Chapter Twenty-nine
“We’re all working together; that’s the secret.”
—Sam Walton
Your business should do everything and anything it can do to take care of and protect its people. That means a laser focus on your mission and bottom line to ensure that you can maintain your sustainability. If you run out of cash or if you burn through money too quickly, you’ll bring your mission and your dream to a dead end.
As Practice Makes Perfect continued to grow and evolve, so did my views on productivity and work. We realized that if we created an environment that expended people daily, we’d have two or maybe three years, if we were lucky, before they burned out. Armed with that knowledge, we knew we needed to make changes quickly or else we would lose the people we needed to solve our problem. As we started to think about hours spent and productivity, we considered what the total environment looked like. We wanted to build an incredible company that everyone would be proud to work for.

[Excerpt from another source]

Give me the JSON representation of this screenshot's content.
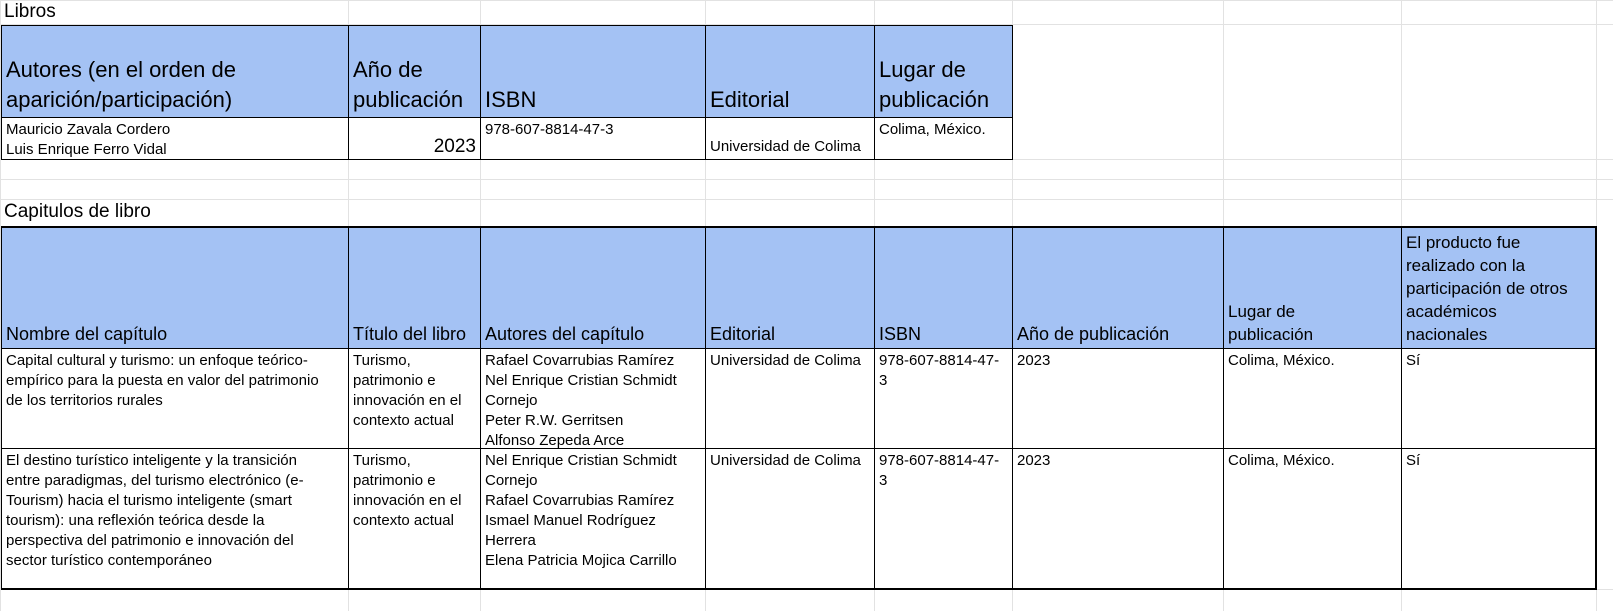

Benefits are attractive and may keep employees on board longer. However, a company that is around for the long term is more attractive than a company that exists for a couple of years with massive amounts of benefits. The first five items below are pretty standard, easy-to-implement items to consider in designing your company’s benefit package. Items six through ten are advanced benefits that a startup should probably not implement right away, but should aim to implement in the long run.
This makes a HUGE difference. Our office hours are 9:00 a.m.–5:30 p.m. People feel less guilty about leaving when they’re supposed to leave. They also feel like they’re going above and beyond just by staying thirty additional minutes, instead of having to stick around until midnight just to show how hard-working they are.
This is an easy way to boost morale. Besides, if they have friends who aren’t working because of the holiday, it demotivates them. Additionally, the federal government tends to do the closest Friday or Monday to the actual date giving people a three-day holiday. At Practice Makes Perfect, we take it a step further; we give people the days between Christmas and New Year’s off too.
This one is a bit tricky because research shows that people tend to take fewer days off when they have an unlimited vacation policy than when they don’t. To combat that, we have two compulsory days off that every employee must preplan with their manager at the beginning of the quarter (not including federal holidays). We’ve been doing this for over a year now and haven’t had a single case of abuse.
We give our managers full discretion over this. I’ll admit, this is one of the perks that I’ve struggled to fully embrace, because I like to see the people I’m working with. But working from home might be ideal for some people, based on their situations.
These things seem pretty basic, but we provide a monthly stipend for professional development, transportation, gym, and phone.
We cover the entire health insurance premium for our staff members and their families, including dental and vision. We also provide life and disability insurance.
As we continue to think about our new benefit corporation designation, we want to continue pushing the envelope of being a company that puts its people first. Here’s what we’re hoping to meaningfully incorporate over the next few years:
We want our expecting parents to feel supported and encouraged.
Though our compensation and benefits are pretty comprehensive, we want to continue to support our team members’ personal growth and development.
We want our team members to have the opportunity to fulfill the American Dream, and understand that the down payment can sometimes be a huge barrier to home ownership. We plan on providing team members with up to 20 percent of their initial down payment for their first home in the form of a forgivable loan that is paid down with service for our company.
A little more than 50 percent of our full-time team members have stock in the company. We’d love to formalize a program and get to a point where 100 percent of the people who work with us have the opportunity to own a piece of the company they are committed to building.
Full disclaimer: these perks are expensive. Instead of phasing them all in at once, you can add them in gradually. I think the startup industry could benefit greatly if we started to think about our longer-term impacts instead of our short-term profits to please an investor. There isn’t anything revolutionary in here that companies can’t do to put their people first.